Comme il faut toujours sauver un bel essai clinique académique, en plus français, on a des critères d’évaluation secondaires. Les auteurs n’y sont pas allés avec le dos de la cuillère. 27 critères secondaires, c’est pas mal. Je laisse les amoureux des statistiques apprécier. Parmi un de ces critères, le besoin de dialyser les patients est moins important dans le groupe bicarbonate que dans le groupe contrôle. Les indications de dialyse sont encadrés dans le travail. Le moment où on commence la dialyse est très variable d’un réanimateur à l’autre et de son niveau de croyance dans l’utilisation de la machine. C’est un peu comme la revascularisation coronaire dans l’angor. Le bicarbonate réduit de 15% le besoin de dialyse à 28 jours. En terme d’organisation et de cout c’est loin d’être négligeable. Comment expliquer ça? Il faut aller se plonger dans les 90 pages de supplementary data

Vous pouvez voir sur le tableau au dessus ce qui tire la baisse de recours à la suppléance, en premier, l’acidose persistante. C’est rassurant, quand on alcalinise, il y a moins d’acidose sévère, l’intervention marche en grande partie. Vous remarquerez que ‘il n’y a pas plus d’OAP. La deuxième chose est l’oligoanurie qui est moins fréquente dans le groupe bicarbonate.
Ce résultat m’a le plus intéressé. Comment expliquer la différence? Les intellectuels diront qu’en corrigeant l’acidose on améliore la mécanique cardiaque voir la fonction rénale. Les abrutis comme moi, vont regarder la quantité de bicarbonate apporté et le volume de fluides apporté. Le volume médian de bicarbonate à 4,2 est de 750 ml soit 373,5 mmol de sodium, ce qui correspond à la quantité de sel apporté par 2,5 l de sérum physiologique. On peut dire qu’on a pas mal rempli leur secteur extracellulaire avec tout ce sel.
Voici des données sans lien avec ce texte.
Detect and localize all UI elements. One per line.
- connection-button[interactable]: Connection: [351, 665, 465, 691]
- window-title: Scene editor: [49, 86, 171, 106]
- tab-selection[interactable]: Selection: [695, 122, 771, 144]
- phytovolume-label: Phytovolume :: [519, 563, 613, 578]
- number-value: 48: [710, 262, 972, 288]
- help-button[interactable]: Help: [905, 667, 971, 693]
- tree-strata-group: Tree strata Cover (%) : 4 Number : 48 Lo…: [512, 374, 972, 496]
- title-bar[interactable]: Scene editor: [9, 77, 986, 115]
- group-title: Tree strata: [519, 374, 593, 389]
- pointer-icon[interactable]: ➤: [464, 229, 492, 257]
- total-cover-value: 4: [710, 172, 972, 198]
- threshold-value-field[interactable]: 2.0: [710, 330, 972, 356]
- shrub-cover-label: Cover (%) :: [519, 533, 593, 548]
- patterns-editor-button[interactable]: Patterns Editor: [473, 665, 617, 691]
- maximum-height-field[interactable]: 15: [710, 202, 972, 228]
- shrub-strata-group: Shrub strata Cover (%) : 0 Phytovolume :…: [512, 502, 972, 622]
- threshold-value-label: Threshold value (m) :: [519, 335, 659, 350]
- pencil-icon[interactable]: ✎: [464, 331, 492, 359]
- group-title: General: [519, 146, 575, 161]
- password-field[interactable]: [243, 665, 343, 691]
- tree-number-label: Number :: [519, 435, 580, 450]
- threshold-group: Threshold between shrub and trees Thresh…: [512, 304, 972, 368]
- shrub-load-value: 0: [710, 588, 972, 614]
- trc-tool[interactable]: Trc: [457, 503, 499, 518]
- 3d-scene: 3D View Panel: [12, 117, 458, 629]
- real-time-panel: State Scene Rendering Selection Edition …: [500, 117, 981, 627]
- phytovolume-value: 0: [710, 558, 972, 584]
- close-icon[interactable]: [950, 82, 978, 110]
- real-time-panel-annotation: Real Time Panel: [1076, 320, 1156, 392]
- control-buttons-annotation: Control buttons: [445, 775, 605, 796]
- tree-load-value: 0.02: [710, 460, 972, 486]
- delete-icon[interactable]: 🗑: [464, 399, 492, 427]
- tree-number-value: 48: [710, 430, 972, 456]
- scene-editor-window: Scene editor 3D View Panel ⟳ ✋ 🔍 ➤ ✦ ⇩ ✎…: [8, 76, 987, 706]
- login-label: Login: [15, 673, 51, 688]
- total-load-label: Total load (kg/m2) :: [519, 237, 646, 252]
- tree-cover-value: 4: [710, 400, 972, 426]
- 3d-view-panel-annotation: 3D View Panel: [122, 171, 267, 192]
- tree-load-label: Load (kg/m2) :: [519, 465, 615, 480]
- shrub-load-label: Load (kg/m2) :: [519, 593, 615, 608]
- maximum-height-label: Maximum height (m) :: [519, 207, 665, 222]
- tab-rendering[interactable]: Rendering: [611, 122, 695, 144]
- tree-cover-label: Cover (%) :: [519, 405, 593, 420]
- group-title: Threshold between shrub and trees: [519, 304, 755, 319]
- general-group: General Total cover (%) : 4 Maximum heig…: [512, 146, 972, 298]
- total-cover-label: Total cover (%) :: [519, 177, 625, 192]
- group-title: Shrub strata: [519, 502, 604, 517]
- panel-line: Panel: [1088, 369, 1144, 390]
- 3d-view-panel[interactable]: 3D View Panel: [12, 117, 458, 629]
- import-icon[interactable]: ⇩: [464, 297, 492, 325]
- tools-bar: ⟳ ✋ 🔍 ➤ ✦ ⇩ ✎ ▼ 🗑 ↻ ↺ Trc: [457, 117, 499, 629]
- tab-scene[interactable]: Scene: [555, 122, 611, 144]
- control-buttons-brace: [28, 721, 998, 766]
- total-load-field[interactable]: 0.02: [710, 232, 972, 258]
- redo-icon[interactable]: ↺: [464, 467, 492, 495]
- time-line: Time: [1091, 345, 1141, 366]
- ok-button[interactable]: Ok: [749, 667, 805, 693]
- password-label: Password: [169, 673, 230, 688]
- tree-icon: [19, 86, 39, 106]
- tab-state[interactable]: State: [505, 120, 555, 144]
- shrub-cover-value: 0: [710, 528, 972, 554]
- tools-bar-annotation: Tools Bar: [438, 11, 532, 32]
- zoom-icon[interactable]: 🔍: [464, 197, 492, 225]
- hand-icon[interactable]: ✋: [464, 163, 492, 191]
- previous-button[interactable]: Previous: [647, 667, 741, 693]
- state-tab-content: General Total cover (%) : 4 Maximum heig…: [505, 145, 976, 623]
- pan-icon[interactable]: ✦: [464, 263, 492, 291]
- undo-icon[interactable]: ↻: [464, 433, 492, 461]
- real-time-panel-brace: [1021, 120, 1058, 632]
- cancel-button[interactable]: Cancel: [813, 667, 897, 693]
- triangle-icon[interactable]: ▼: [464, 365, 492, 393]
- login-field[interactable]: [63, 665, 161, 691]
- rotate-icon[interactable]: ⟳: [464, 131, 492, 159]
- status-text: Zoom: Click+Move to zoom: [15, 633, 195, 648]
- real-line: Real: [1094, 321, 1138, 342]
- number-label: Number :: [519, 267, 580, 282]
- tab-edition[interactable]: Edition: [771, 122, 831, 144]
Quand on regarde, les autres solutés il n’y a pas de différence, ce qui fait que les patients bicarbonate sont plus remplis que les autres. Pour le rein et en particulier la diurèse, corriger l’hypovolémie marche très bien. J’aurai bien aimé avoir l’évolution des natrémies dans les deux groupes et savoir comment était géré l’hypernatrémie. Que se serait-il passé dans le groupe contrôle si on avait apporté 3 l de RL en plus sur le besoin de dialyse?
Ce que je retiens, alcaliniser des acidoses lactiques ce n’est plus le mal, remplir les patients quand ils en ont besoin réduit le risque d’anurie. Malheureusement, ça n’a rien de magique sur la survie.
Je vous conseille la lecture du papier, il est bien écrit et agréable à lire. Il illustre comment on peut interroger des dogmes bâtis sur une physiopathologie souvent approximative en faisant de la recherche clinique. Car, si ça ne sauve pas les patients, ça ne les tue pas. Une spéciale dédicace à ce chef de service de réanimation qui m’avait traité d’assassin avec ma perfusion de bicarbonate.
Je finirai juste avec un conseil, n’utilisez pas du 4,2% hors d’une structure de réanimation ou de soins intensifs. Si vous avez l’idée, c’est que votre patient en salle à besoin d’un avis réanimatoire.